Érase una señora grande, de belleza escasa y peso sobrante la que halló la cartera en la acera.

Érase difícil de atrapar, que fue una tortura para ella agacharse hasta el suelo y cogerla. Cuando la cartera se encontró entre sus dedos, si eran dedos aquello, sorprendió a la inelástica expeditora.  Nunca antes había visto tanto dinero junto.

Érase que no era una mujer avariciosa y envenenada de codicia, que encontró el nombre del absurdo bigotudo y su corazón de gominola quiso devolver la cartera.

Érase el destino gran maestro ese día que quiso enseñar al hombre a vigilar sus bolsillos, y la mujer, por mucho que rodó en su búsqueda, no lo encontró.

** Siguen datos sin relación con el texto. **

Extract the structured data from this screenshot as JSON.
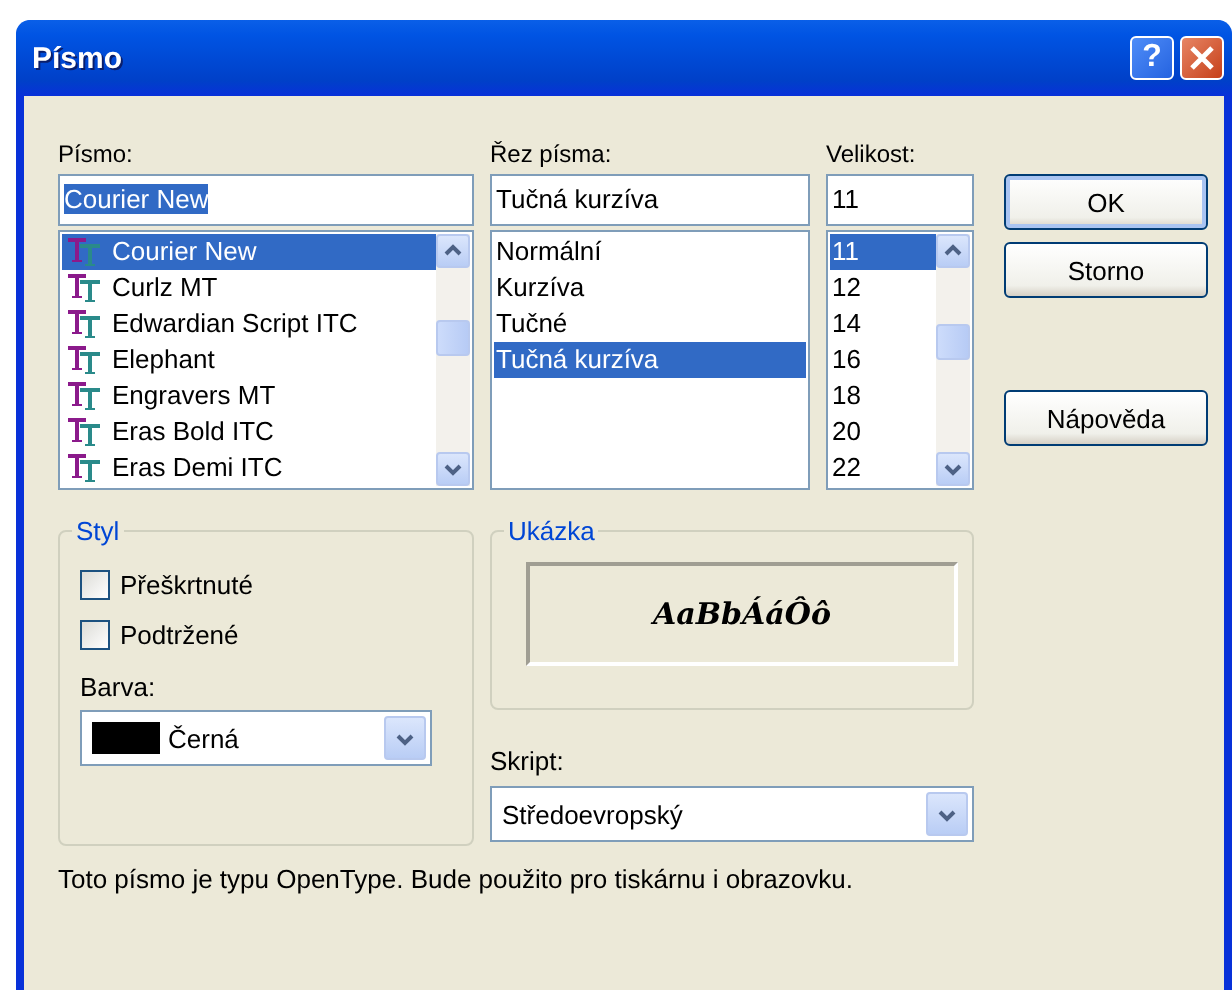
{
  "window": {
    "title": "Písmo",
    "controls": [
      {
        "kind": "help",
        "label": "?"
      },
      {
        "kind": "close"
      }
    ]
  },
  "font": {
    "label": "Písmo:",
    "value": "Courier New",
    "value_selected": true,
    "items": [
      {
        "name": "Courier New",
        "selected": true
      },
      {
        "name": "Curlz MT",
        "selected": false
      },
      {
        "name": "Edwardian Script ITC",
        "selected": false
      },
      {
        "name": "Elephant",
        "selected": false
      },
      {
        "name": "Engravers MT",
        "selected": false
      },
      {
        "name": "Eras Bold ITC",
        "selected": false
      },
      {
        "name": "Eras Demi ITC",
        "selected": false
      }
    ]
  },
  "font_style": {
    "label": "Řez písma:",
    "value": "Tučná kurzíva",
    "value_selected": false,
    "items": [
      {
        "name": "Normální",
        "selected": false
      },
      {
        "name": "Kurzíva",
        "selected": false
      },
      {
        "name": "Tučné",
        "selected": false
      },
      {
        "name": "Tučná kurzíva",
        "selected": true
      }
    ]
  },
  "size": {
    "label": "Velikost:",
    "value": "11",
    "value_selected": false,
    "items": [
      {
        "name": "11",
        "selected": true
      },
      {
        "name": "12",
        "selected": false
      },
      {
        "name": "14",
        "selected": false
      },
      {
        "name": "16",
        "selected": false
      },
      {
        "name": "18",
        "selected": false
      },
      {
        "name": "20",
        "selected": false
      },
      {
        "name": "22",
        "selected": false
      }
    ]
  },
  "buttons": [
    {
      "label": "OK",
      "default": true
    },
    {
      "label": "Storno",
      "default": false
    },
    {
      "label": "Nápověda",
      "default": false
    }
  ],
  "effects": {
    "title": "Styl",
    "checkboxes": [
      {
        "label": "Přeškrtnuté",
        "checked": false
      },
      {
        "label": "Podtržené",
        "checked": false
      }
    ],
    "color": {
      "label": "Barva:",
      "value": "Černá",
      "color": "#000000"
    }
  },
  "sample": {
    "title": "Ukázka",
    "text": "AaBbÁáÔô"
  },
  "script": {
    "label": "Skript:",
    "value": "Středoevropský"
  },
  "description": "Toto písmo je typu OpenType. Bude použito pro tiskárnu i obrazovku."
}
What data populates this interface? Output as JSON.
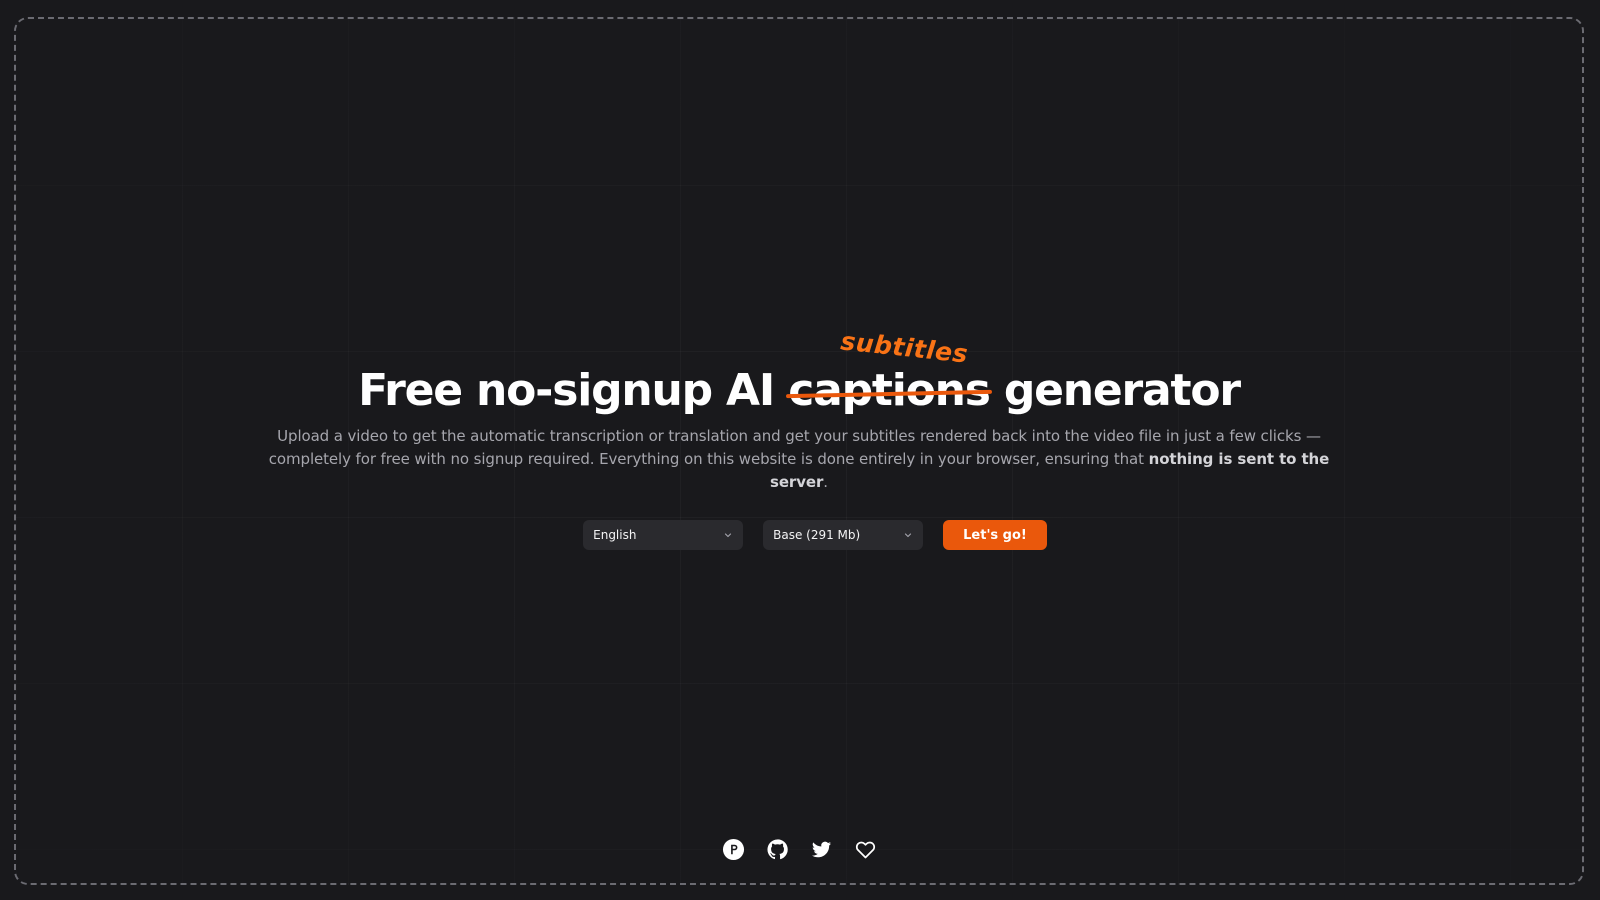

Érase una vez un periódico que no encontró dueño en aquel kiosco, porque su destinatario había perdido la cabeza y olvidado la cartera,  o tal vez al revés.

Érase que por aquel entonces el quiosquero estaba casado con aquella mujer de adjetivos grandes.
Érase que el matrimonio habló lo ocurrido y no volvió a ocurrir. Devolvieron la cartera al hombre propenso a accidentes en trayectos cortos, y desde ese día compró el periódico mucho más lejos.